Ползухин ворвался в дом, как лунь на сложенных крыльях. Анжелика Наевна сильно испугалась его непривычно блуждающего взгляда и суетливых нерасчетливых движений.
— Случилось что, ми-л-лый? — прошелестела старуха. — Неприятности по службе?
Ползухин не слышал. Он закрылся в кабинете и бережно распеленал сверток, ощущая в ладонях тяжелый близкий камень, поставил барельеф на просторный дубовый стол и горящими глазами ощупывал его со всех сторон.
Вот она, его заветная мечта. Теперь Ползухин мог признаться даже жене, что все тридцать лет жил тайной всепоглощающей страстью — завладеть барельефом. До сих пор он помнил чувства, кроме благоговения перед совершенством образа и мощью художника, какие овладели им тогда. О, то были сильные злые чувства. И чувство оскорбленного достоинства за невнимание к мастеру и его творению, и чувство сострадания к тем, кто равнодушно глядел на красоту земли, и чувство протеста против того, что он, любящий и восхищенный, должен ходить в музей наряду со всеми, как за подаянием, чтобы взглянуть на сокровище, и обязательно рядом кто-то жевал, или сопел, или шаркал ногами. Тогда и пришло к нему решение похитить барельеф и скрыться в неизвестном направлении, правда, как ни искал, такового на карте страны не обнаружил, да и аккуратная расчетливая жизнь его задушила крамольную мысль в зародыше. С годами Семен Ильич смирился с посторонним присутствием около предмета своей любви, как горожанин свыкается с гулом уличных автоколонн. Но чем больше и покорнее смирялся с обстоятельствами, тем горячее росло желание вырвать барельеф из ненужного серого плена. Семен Ильич решил копить деньги и, несмотря на явную абсурдность, через какое-то время купить вещь.

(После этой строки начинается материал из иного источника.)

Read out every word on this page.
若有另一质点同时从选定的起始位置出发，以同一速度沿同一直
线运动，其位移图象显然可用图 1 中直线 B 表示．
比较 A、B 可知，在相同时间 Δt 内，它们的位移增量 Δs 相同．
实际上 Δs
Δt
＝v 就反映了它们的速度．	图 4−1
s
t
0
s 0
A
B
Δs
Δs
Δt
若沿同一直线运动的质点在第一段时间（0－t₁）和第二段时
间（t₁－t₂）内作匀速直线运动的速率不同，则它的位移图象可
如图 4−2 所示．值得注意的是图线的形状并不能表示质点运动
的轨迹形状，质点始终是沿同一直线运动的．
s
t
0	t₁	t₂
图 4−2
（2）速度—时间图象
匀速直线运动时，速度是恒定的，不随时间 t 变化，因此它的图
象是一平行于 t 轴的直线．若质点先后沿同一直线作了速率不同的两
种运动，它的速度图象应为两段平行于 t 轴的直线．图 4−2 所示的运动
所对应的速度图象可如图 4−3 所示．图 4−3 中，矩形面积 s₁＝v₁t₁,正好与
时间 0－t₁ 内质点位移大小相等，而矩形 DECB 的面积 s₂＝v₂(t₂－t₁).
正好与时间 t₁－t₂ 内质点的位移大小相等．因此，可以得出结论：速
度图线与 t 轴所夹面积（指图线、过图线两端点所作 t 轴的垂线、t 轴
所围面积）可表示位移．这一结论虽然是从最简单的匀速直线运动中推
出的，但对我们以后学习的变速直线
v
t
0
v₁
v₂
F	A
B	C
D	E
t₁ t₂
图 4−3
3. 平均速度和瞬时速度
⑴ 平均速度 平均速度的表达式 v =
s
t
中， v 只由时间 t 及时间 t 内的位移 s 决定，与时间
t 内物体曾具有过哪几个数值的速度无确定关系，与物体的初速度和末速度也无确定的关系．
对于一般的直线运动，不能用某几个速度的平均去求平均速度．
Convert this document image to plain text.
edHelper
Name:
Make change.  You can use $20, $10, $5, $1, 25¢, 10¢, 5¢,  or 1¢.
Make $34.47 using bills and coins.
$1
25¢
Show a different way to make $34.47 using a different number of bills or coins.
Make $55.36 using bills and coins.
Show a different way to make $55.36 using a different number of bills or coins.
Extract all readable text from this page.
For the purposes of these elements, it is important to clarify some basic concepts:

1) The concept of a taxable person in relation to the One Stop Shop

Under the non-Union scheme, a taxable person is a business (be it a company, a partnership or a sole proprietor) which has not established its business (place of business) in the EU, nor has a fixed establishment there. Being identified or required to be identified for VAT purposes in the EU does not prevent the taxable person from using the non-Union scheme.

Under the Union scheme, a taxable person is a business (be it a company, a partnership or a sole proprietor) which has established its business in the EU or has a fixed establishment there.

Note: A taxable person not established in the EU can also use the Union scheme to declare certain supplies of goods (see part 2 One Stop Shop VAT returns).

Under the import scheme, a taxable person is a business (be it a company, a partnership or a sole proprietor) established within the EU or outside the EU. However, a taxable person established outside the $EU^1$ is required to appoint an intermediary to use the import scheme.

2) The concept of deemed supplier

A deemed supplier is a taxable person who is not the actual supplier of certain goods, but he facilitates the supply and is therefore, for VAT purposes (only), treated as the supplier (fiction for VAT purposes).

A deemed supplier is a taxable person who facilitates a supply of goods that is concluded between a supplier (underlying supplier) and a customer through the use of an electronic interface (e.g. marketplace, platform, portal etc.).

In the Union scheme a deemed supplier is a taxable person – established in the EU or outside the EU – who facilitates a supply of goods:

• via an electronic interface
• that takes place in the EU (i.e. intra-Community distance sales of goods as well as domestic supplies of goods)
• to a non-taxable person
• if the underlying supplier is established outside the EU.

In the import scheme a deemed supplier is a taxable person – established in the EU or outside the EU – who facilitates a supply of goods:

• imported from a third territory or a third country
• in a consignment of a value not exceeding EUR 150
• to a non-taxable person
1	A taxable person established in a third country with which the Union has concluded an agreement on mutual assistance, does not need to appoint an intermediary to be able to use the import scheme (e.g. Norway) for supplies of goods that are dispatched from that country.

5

И вот желание его исполнено, пусть не в полной мере, — барельеф дома. Но, странное дело, Семен Ильич не испытывал сейчас ни счастья, ни удовольствия, ни обычного облегчения при конце дела, хотя должен был лопаться от гордости и восторга, пусть несколько и странного для постороннего человека. И хотя резкое августовское солнце заливало комнату светом, мадонна, казалось, потускнела, закрылась известковым бесплодным налетом — не радовала. Семен Ильич поворачивал плиту на свету так и этак — не помогло. Ладно, решил Ползухин, утро вечера мудренее. Но до утра время тянулось беспокойно, как тогда, когда увидел барельеф впервые. Семен Ильич ночью вставал несколько раз, подходил к столу и смотрел на барельеф, но рисунок был так же тускл, невыразителен и вял, будто из него выкачали жизнь. И самое страшное, что по старости и нерешительности Ползухин не хотел долго еще признавать, — самое страшное и неожиданное было то, что он не испытывал к прекрасному изображению на камне не только чистого, незапятнанного ложью и интересом восторга, не только вчера еще сильного чувства, но и просто интереса — точно и из него какая-то сила вынесла душевное тепло. Словно бы так получилось, что всю жизнь хотел не то, что надо, не настоящее, протаскался за пустяком или остывал уже от жизни, на долгие годы загородив ее вещью, пусть и прекрасной. Иногда ему казалось, что стоит только подождать немного, закрыть глаза и собраться с силами, и вернется прежнее высокое состояние духа. Но оно не приходило. Ползухин сидел, навалившись на мраморную плиту, пристально вглядывался в лица, отыскивал тайну того, что поразило его тогда и много лет подряд, и не находил ответа. А большие печальные глаза мадонны смотрели мимо него, мимо его большой, уже известной жизни.
— Ми-л-лый, — с хрипом и клекотом в полувысохших легких протянула старуха, незаметно подобравшись сзади. — Пол холодный — простынешь… Ложись, ми-л-лый!